The German Greens are on the brink of becoming the country’s second-largest party. But they're no friends of the working class.

German Greens Party National Convention

Winfried Kretschmann, chairman of the Greens in the southern state of Baden-Wuerttemberg, talks at the party’s national convention on November 20, 2010 in Freiburg, Germany. Thomas Niedermueller / Getty


The German Greens have been flying high in the polls in recent months. Now standing at 18 percent, support for the party has soared to its highest point since the Fukushima nuclear disaster. Last Sunday the Greens more than doubled their vote share in the Bavarian state election, taking 17.5 percent. The party also looks set to come in second in the state of Hesse next weekend.

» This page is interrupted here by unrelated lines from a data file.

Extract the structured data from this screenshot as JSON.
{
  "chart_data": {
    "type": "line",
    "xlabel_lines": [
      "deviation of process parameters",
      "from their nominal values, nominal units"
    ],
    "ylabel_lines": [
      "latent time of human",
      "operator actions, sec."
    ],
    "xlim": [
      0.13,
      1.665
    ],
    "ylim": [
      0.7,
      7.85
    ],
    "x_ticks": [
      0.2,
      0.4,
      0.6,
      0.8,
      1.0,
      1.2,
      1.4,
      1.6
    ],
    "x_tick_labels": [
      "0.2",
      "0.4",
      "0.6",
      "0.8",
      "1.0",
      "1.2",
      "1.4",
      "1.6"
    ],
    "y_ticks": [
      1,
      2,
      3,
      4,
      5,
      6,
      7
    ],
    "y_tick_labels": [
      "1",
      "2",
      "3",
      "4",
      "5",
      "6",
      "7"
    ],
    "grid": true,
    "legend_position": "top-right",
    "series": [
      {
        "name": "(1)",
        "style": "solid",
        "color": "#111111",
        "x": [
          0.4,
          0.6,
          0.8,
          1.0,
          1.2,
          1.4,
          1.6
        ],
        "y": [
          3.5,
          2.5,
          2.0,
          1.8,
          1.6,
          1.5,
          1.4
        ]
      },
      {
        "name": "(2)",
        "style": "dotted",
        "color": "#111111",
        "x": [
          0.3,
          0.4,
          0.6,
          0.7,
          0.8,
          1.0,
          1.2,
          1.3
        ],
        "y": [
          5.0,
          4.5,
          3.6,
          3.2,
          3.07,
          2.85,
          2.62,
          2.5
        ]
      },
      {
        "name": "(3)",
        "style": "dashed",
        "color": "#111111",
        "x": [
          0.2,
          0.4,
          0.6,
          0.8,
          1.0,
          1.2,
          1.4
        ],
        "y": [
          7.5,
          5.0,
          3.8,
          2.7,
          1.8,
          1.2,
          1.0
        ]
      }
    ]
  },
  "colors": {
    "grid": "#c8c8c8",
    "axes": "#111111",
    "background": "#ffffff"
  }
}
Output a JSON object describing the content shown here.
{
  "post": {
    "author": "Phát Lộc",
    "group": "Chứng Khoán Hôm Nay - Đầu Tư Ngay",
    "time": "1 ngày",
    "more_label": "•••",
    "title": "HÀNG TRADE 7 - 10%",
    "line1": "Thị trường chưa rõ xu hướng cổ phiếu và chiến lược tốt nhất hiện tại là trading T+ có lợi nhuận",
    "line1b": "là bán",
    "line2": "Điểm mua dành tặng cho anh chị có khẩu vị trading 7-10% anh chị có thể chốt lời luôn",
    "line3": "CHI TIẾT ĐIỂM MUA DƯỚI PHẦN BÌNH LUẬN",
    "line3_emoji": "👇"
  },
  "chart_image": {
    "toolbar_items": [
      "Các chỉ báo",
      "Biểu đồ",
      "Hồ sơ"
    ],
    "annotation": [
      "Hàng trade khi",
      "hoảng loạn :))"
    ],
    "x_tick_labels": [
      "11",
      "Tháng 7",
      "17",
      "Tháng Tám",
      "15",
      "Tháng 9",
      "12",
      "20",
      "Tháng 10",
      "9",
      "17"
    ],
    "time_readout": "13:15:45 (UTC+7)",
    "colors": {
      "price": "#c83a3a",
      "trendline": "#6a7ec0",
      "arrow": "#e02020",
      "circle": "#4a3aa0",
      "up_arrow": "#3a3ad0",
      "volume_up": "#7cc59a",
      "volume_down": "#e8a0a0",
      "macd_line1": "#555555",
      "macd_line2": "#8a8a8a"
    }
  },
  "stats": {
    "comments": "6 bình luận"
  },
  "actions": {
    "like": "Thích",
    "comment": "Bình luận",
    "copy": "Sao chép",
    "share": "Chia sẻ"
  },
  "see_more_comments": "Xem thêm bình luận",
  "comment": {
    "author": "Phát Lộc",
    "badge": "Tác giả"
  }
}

But the performance spike comes as somewhat of a surprise: the Greens netted a mediocre 8.5 percent in last year’s federal elections, almost unchanged from 2013. The party hasn’t veered much from its centrist path since its failed attempt to form a federal coalition with Chancellor Angela Merkel’s Christian Democratic alliance (CDU/CSU) and the pro-business Free Democrats (FDP) following the 2017 general election — moves that disgruntled the Greens’ more radical youth wing. But if the party hasn’t changed, what else has?

The answer lies in the performance of Germany’s ruling parties, today joined in a grand coalition. Following multiple cabinet showdowns this summer, each of which brought the gears of government to a halt, discontented voters from all the ruling parties — the CDU/CSU and the social-democratic SPD — seem to be drifting toward the Greens. Just over two-fifths of the Green’s new supporters have migrated from the SPD and a quarter have wandered over from the CDU/CSU, according to a poll published in Die Welt newspaper.